16.03.2000
Second instalment
Andrew Cutting gives his views on Republican Communist No2 (spring 2000)
Republican Communist is the journal of the Republican Communist Network. As the RCN is an alliance of quite different groups and individuals, it is something of a triumph that they have managed to produce a journal which expresses united and coherent revolutionary politics.
So what exactly is this exciting new development? I would describe it as the growing together, or rapprochement, of communist tendencies that are united by radical, anti-establishment, revolutionary democratic working class politics. Set up initially here in Scotland in order to group together the left within the Scottish Socialist Party, it can perhaps be primarily defined negatively: as an alternative to the more economistic trends of the Socialist Workers Party and the Committee for a Workers International. The RCN comrades are by no means agreed on all questions - most particularly they are divided on whether the break-up of the UK is progressive; however, it is remarkable how similar the thinking is even when there is disagreement.
Issue two kicks off with a splendid article by comrade Mary Ward critiquing the politics of the SSP leadership. For anybody seriously interested in following events in the SSP the journal is worth the money for this article alone.
Next we have a couple of articles on Northern Ireland by comrades D McC Furlong and Allan Armstrong, the former exposing the Patten report and the latter attacking New Labour's constitutional reforms. Both articles are interesting and correctly side with the oppressed against the oppressors. Importantly Allan links constitutional questions to economic questions and talks about how the peace process is used to divide the working class in the interests of big business. But in my opinion his solution is dubious, offering a nationalistic republicanism as a "new internationalism from below".
Also dubious is comrade Nick Clarke's article on the communist attitude to war. He makes the important distinction between reactionary and revolutionary wars. Nick characterises the former as wars for robbery and conquest, giving the examples of those conducted by the Roman empire, feudal monarchs and capitalist colonisation. Examples of the latter are wars "fought from below" - the slave revolt against the Roman empire, the uprising against slavery in Haiti and the Vietnamese struggle for national liberation. This puts war on a class-struggle basis, but neglects any progressive content of the ruling classes, resulting in a confused position on the contemporary wars in the Balkans and against Iraq.
Crucially Iraq is considered proto-imperialist, which Nick uses to justify a mutually defeatist position. I would argue that this attacks the progressive side of Iraqi capitalism, which is trying to develop into its highest stage and thus sharpening the class struggle. Communists should be able to support neo-colonial states in so far as they fight imperialism. Likewise our task is to unite - not divide - the people of the Balkans against Nato using consistent democracy and the right of nations to self-determination. Nick's position on ancient Rome seems to champion the collapse of the empire and the barbarism of the dark ages. Likewise in modern times we cannot make things better by making them worse.
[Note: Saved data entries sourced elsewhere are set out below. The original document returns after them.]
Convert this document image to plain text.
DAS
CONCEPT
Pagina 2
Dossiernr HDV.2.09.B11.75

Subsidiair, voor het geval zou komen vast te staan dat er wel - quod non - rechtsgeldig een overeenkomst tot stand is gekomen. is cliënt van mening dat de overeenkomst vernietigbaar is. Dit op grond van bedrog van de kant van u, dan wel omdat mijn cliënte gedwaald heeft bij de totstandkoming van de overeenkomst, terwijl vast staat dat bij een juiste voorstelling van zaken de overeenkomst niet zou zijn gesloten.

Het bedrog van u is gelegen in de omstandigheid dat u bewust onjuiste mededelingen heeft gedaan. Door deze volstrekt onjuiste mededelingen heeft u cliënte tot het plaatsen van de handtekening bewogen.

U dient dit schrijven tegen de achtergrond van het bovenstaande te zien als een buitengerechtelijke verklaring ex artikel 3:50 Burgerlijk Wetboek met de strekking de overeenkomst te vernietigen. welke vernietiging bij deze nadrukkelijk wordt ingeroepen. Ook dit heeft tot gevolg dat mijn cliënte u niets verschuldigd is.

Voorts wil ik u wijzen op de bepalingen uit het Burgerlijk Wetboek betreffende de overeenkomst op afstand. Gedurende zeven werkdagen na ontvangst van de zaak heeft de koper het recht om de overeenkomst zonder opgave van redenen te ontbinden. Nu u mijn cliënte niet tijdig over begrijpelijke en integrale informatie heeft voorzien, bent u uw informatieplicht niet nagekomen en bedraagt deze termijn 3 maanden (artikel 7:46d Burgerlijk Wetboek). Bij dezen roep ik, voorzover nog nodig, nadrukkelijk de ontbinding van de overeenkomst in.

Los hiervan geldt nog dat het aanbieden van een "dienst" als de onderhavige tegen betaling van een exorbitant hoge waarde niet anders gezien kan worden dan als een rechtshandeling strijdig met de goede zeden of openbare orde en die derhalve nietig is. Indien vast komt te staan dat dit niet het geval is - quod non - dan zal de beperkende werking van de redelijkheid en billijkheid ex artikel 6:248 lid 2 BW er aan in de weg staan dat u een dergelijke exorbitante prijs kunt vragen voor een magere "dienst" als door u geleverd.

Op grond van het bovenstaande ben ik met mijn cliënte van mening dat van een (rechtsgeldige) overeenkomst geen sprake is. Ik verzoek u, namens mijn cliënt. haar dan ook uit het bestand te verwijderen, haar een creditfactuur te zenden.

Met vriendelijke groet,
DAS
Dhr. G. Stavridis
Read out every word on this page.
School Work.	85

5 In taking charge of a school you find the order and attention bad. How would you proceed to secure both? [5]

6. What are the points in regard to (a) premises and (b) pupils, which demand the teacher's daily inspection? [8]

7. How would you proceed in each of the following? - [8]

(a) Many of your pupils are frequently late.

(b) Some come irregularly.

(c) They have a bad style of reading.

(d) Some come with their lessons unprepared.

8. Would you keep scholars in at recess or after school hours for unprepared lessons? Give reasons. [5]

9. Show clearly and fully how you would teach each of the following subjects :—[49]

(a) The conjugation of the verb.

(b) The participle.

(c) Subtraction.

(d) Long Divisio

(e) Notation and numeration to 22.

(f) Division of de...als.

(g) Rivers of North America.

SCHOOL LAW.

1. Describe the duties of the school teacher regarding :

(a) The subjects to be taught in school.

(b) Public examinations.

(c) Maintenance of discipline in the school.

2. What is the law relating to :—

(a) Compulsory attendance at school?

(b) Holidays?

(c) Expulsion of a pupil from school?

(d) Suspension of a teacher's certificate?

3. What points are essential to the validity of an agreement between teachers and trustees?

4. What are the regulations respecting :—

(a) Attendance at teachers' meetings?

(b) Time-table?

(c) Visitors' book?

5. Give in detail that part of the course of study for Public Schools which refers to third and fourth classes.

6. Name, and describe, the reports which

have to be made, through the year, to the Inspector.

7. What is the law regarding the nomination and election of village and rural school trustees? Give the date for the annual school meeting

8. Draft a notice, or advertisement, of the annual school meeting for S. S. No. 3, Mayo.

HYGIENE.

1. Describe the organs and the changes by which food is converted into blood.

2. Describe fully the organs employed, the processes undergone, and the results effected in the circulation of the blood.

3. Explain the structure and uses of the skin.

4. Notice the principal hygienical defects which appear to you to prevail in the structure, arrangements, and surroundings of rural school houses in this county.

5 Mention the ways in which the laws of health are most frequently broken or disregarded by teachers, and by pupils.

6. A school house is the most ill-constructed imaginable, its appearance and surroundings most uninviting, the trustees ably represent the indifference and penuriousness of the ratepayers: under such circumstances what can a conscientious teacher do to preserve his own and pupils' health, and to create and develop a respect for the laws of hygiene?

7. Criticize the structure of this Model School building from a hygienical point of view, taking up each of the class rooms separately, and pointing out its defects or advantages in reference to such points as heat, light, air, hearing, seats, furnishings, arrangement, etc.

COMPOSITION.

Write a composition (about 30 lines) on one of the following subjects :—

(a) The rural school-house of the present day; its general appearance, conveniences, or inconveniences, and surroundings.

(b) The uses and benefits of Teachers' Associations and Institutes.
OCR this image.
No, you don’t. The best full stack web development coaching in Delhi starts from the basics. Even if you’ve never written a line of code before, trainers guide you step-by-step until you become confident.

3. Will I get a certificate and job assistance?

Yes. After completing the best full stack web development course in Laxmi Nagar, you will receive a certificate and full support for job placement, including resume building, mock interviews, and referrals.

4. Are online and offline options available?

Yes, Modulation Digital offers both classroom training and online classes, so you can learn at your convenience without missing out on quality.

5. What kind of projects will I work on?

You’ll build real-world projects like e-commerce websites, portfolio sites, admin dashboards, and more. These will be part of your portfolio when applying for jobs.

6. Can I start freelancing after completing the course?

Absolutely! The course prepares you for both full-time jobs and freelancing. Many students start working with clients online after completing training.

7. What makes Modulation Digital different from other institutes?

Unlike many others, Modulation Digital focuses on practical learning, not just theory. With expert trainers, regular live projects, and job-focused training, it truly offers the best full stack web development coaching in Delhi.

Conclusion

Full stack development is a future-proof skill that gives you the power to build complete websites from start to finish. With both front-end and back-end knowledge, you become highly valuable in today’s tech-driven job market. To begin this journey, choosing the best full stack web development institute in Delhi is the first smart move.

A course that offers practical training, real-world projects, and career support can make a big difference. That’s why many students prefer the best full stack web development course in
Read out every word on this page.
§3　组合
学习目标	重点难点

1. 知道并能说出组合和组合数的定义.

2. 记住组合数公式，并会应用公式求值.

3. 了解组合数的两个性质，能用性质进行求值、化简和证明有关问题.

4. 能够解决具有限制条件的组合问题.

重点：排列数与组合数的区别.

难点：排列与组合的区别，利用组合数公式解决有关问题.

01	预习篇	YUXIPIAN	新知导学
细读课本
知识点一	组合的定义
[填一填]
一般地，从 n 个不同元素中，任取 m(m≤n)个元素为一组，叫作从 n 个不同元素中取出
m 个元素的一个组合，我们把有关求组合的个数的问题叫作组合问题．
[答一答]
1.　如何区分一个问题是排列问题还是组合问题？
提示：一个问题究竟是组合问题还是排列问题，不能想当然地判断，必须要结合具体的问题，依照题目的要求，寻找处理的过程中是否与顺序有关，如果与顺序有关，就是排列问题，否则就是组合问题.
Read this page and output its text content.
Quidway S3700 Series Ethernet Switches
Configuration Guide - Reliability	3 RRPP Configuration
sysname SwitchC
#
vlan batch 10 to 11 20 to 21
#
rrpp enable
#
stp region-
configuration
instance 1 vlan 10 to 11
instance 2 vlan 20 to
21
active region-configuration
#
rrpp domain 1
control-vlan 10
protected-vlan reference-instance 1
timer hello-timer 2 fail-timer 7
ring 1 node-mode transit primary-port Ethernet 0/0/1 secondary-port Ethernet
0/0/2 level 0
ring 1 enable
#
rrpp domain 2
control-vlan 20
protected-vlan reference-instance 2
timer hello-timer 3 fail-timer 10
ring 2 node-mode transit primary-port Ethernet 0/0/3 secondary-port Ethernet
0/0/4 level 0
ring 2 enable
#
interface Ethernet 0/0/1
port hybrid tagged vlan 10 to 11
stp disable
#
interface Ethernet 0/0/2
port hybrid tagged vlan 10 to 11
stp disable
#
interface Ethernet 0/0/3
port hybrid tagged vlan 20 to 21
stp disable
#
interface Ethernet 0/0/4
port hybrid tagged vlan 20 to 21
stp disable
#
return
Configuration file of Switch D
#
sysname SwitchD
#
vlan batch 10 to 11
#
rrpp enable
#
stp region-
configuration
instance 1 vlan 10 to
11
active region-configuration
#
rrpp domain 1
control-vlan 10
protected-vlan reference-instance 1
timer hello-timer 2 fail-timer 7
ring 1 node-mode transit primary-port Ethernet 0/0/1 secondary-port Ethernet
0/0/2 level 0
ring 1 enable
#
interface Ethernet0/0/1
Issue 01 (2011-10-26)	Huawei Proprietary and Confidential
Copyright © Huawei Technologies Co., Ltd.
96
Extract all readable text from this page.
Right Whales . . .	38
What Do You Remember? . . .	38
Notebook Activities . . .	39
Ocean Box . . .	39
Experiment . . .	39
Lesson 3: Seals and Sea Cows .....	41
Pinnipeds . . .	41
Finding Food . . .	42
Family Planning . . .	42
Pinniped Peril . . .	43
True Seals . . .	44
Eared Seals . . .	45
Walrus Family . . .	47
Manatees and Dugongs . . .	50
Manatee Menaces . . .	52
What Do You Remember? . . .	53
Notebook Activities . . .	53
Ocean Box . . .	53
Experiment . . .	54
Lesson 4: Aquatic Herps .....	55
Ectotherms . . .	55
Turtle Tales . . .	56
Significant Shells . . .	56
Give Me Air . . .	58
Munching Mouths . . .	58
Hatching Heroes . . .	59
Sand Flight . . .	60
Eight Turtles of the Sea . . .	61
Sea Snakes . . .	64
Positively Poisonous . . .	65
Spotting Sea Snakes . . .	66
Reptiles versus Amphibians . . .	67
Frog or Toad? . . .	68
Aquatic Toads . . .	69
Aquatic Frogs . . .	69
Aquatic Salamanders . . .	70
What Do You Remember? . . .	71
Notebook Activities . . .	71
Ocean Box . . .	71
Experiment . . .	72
Comrade Sarah McDonald's piece on revolution and reform concisely describes the key features of revolutionary Marxism. Brian Higgins writes a good article on the history of militant trade union struggle in Britain, while making the connection with the need to generalise the fight to a republican struggle against the British state. There is also an agreeable article by Mary Ward on International Working Women's Day. For young socialists who come across Republican Communist these kind of articles will provide an excellent introduction to communist ideas and principles.
Comrade Barry Biddulph gives a left Trotskyist and somewhat scholastic critique of comrade Dave Craig's notion of the 'dual power republic'. Barry's criticisms occasionally hit home, but for the life of me I cannot see any convincing argument for restricting our programme as Barry would like. I think the problem with this long-running debate is that the question of how communists should fight for bourgeois democratic demands - and hence why it raises class consciousness - is not discussed in any depth by either Dave or Barry.
Comrade Jack Conrad also goes against the RCN grain with a far more compelling exposition of his thesis on the British-Irish. Jack's defence of the conditional right to self-determination for the British-Irish puts the whole question of the Six Counties on a firm class basis.
Comrade Dave Craig continues the debate on the RCN slogans. The most contentious slogan being the fourth. Originally it was going to be simply 'international socialism'. However, the Communist Tendency objected to this as suggesting a fixed stage and proposed the slogan 'international revolution', later compromising with 'international socialist revolution'.
In my view the slogan 'international socialism' does not merely suggest a stage, but also a goal - and a very important one at that. Socialism is the proletarian democratic negation of capitalism. It is a stage when we have achieved our goal of equal bourgeois rights. It must be international because class struggle is international. Communism (or 'world communism' - the fifth slogan) is achieved without the need for revolution because socialism is already its first global stage.
Allan Armstrong wishes to inscribe the abolition of the wages system on our banner, which is all well and good, but it provides no guide to action because it is divorced from the real class struggle. Allan may as well campaign for the abolition of trade unions. The Communist Tendency seems to me to be for promoting a subjectivist utopian vision to class and national struggle.